M. [U] soutient que son employeur lui a confié, dès son embauche, des tâches qui relevaient d'un emploi méritant d'être repositionné à un échelon supérieur à l'échelon 2, au regard des critères conventionnels. Il reproche à son employeur de ne l'avoir jamais informé des postes vacants ou créés, susceptibles de l'intéresser. Il souligne qu'en outre, les heures supplémentaires effectuées ont été rémunérées sur la base d'un taux horaire moindre que celui retenu pour calculer le montant du salaire de base. Il détaille plusieurs autres comportements de son employeur, caractérisant selon lui une exécution déloyale de son contrat de travail. M. [U] fait valoir que les griefs formulés par son employeur ne sont pas sérieux à son encontre, en tout cas pas suffisants pour justifier son licenciement.
La procédure de mise en état était clôturée le 9 mai 2023.
MOTIFS DE LA DÉCISION
1. Sur l'exécution du contrat de travail
1.1 Sur la classification conventionnelle de l'emploi
Par principe, la classification professionnelle d'un salarié dépend des fonctions effectivement exercées (Cass. Soc., 27 mars 1996 ' pourvoi n° 92-41.622). Il appartient au salarié qui se prévaut d'une classification conventionnelle différente de celle dont il bénéficie au titre de son contrat de travail, de démontrer qu'il assure effectivement de façon habituelle, dans le cadre de ses fonctions, des tâches et responsabilités relevant de la classification qu'il revendique.
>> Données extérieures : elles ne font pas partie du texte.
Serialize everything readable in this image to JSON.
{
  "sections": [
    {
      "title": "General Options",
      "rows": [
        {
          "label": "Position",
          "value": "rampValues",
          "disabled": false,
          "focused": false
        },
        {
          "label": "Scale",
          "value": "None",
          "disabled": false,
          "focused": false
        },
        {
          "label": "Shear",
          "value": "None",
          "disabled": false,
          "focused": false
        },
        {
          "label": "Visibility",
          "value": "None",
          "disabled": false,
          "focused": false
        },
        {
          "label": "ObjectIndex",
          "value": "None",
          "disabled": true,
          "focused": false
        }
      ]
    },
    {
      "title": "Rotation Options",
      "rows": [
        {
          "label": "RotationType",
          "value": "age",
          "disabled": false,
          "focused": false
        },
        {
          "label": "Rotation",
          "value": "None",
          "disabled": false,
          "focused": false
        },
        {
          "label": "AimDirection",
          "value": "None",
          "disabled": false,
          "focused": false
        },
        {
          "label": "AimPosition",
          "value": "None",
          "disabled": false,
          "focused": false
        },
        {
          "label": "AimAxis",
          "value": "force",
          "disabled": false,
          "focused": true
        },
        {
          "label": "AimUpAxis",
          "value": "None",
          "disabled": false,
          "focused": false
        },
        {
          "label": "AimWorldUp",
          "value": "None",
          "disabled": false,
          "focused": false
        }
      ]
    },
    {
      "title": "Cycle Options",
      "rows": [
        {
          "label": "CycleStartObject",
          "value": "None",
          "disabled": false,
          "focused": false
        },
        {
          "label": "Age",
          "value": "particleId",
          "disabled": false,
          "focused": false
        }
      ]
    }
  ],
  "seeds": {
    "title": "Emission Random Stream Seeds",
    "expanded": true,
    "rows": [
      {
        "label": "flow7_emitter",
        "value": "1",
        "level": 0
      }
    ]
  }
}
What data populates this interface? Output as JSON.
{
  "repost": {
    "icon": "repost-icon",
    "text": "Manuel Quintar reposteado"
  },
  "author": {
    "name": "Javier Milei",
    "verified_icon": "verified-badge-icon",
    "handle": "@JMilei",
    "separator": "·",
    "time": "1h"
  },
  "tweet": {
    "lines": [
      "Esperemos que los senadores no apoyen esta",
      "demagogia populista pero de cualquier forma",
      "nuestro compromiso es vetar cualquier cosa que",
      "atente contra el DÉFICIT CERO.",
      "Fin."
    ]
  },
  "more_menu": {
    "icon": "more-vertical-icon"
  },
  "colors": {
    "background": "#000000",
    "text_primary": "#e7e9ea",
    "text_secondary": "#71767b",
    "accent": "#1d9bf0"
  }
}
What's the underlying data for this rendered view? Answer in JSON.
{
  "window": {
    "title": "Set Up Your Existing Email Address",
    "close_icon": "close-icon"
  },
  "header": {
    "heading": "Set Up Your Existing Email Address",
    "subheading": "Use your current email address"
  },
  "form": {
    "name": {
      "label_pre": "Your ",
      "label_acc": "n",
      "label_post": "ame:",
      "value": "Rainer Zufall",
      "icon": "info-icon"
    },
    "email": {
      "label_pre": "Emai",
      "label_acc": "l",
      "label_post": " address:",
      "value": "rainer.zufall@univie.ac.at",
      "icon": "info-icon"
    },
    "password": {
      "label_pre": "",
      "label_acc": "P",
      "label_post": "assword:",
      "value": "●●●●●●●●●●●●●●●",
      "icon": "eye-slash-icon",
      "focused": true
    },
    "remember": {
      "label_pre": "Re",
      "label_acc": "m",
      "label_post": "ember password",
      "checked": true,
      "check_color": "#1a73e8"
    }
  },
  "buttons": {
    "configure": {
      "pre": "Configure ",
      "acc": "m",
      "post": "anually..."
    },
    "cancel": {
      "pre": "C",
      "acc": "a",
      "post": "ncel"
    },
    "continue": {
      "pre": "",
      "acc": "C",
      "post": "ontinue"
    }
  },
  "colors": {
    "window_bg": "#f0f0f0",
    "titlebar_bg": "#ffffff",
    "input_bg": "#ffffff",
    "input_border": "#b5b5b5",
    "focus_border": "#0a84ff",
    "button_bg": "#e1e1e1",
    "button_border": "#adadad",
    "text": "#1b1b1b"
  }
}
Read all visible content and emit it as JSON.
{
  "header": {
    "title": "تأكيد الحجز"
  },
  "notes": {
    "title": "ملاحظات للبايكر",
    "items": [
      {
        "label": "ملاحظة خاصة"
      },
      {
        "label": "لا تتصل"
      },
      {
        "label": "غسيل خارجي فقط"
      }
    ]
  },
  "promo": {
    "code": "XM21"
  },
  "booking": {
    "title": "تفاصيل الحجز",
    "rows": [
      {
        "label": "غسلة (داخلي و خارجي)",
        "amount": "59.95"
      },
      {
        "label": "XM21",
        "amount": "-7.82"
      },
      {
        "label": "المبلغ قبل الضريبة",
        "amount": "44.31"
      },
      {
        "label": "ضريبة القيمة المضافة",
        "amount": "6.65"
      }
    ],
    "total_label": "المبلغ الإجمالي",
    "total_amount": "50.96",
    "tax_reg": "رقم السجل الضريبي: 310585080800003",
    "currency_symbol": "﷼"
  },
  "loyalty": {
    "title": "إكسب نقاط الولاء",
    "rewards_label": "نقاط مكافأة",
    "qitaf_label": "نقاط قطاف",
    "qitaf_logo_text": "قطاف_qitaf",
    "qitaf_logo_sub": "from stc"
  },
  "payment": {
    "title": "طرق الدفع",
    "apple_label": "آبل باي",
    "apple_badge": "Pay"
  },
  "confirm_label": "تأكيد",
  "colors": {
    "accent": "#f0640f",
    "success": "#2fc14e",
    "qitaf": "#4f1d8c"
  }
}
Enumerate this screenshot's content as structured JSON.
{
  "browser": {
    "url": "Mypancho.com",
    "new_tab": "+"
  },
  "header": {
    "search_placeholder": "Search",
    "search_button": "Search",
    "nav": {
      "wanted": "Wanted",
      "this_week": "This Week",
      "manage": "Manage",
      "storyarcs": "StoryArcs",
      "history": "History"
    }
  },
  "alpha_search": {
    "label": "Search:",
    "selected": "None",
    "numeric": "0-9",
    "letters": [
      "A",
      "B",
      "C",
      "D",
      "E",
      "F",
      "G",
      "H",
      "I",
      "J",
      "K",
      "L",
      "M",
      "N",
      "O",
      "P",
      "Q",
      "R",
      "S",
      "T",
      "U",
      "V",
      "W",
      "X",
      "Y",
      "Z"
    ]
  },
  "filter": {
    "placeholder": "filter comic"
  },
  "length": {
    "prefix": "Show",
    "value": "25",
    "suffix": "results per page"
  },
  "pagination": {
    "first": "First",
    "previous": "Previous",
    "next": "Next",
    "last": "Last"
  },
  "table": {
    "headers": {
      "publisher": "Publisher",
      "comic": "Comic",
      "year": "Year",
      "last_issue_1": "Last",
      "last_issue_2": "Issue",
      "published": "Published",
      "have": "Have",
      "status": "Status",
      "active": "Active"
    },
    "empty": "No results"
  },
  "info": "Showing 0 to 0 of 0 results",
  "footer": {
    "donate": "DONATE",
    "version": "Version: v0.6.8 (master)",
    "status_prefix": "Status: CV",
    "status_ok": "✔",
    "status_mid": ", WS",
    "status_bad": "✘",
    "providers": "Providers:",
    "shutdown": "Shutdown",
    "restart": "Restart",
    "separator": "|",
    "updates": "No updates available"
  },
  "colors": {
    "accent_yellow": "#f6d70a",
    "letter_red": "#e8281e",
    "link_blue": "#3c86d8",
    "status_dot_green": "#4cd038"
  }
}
En l'espèce, M. [U] se prévaut d'une classification conventionnelle différente de celle dont il bénéficiait au titre de son contrat de travail, et ce dès son embauche : la société Enterprise Holdings Service, en l'employant comme préparateur automobile, selon la mention portée sur le contrat de travail, lui a confié des tâches de difficulté au moins moyenne, dès le 9 avril 2014.
Or l'article L. 3245-1 du code du travail, dans sa rédaction issue de la loi n° 2013-504 du 14 juin 2013, prévoit que l'action en paiement du salaire se prescrit par trois ans à compter du jour où celui qui l'exerce a connu ou aurait dû connaître les faits lui permettant de l'exercer. La demande de rappel de salaire fondée sur une contestation de la classification professionnelle est soumise à la prescription triennale prévue par cette disposition légale (Cass. Soc., 30 juin 2021 - pourvoi n° 19-10.161), étant précisé que point de départ de la prescription est la date d'exigibilité des salaires (Cass. Soc., 20 février 2019 - pourvoi n° 17-21.887).
En conséquence, M. [U] ayant saisi le conseil de prud'hommes le 30 septembre 2016, soit moins de trois ans à compter du 30 avril 2014, son action en paiement de salaire n'est pas prescrite.
L'article 3.03 de la convention collective nationale des services de l'automobile précise que :
- l'échelon 2 des emplois d'ouvriers et employés concerne les salariés à qui sont confiés de activités simples,
- l'échelon 3 est l'échelon de référence du professionnel titulaire d'une qualification de branche dans la spécialité, qui réalise des tâches de difficulté moyenne, réalisées dans le cadre de modes opératoires connus et sous le contrôle possible d'un responsable technique d'un niveau de qualification plus élevé,
- les échelons 4 et 5 correspondent à des échelons majorés plus qualifiés que l'échelon 3,
- l'échelon 6 est l'échelon de référence du professionnel possédant de solides connaissances professionnelles permettant de résoudre des difficultés inhabituelles en faisant preuve d'autonomie dans le cadre qui lui est fixé,
- les échelons 7 et 8 correspondent à des échelons majorés plus qualifiés que l'échelon 6.
M. [U] fait observer que son employeur a positionné son emploi à l'échelon 2 de la classification des ouvriers et employés de la convention collective, échelon qui concerne seulement les salariés à qui sont confiées des activités simples, alors que lui-même est titulaire d'un BEP Carrosserie et d'un CAP Peintre en carrosserie et bénéficiait, lors de son embauche, d'une certaine expérience dans l'exercice des fonctions de préparateur automobile.
La Cour relève que, si M. [U] est titulaire d'un BEP Carrosserie et d'un CAP Peintre en carrosserie, il n'occupait pas un emploi dans un atelier de carrosserie. Il n'allègue pas qu'il existe une qualification dans la spécialité de préparateur-convoyeur. L'éventuelle expérience acquise en occupant un emploi de ce type n'est pas un critère pris en considération pour opérer le positionnement conventionnel de ce dernier.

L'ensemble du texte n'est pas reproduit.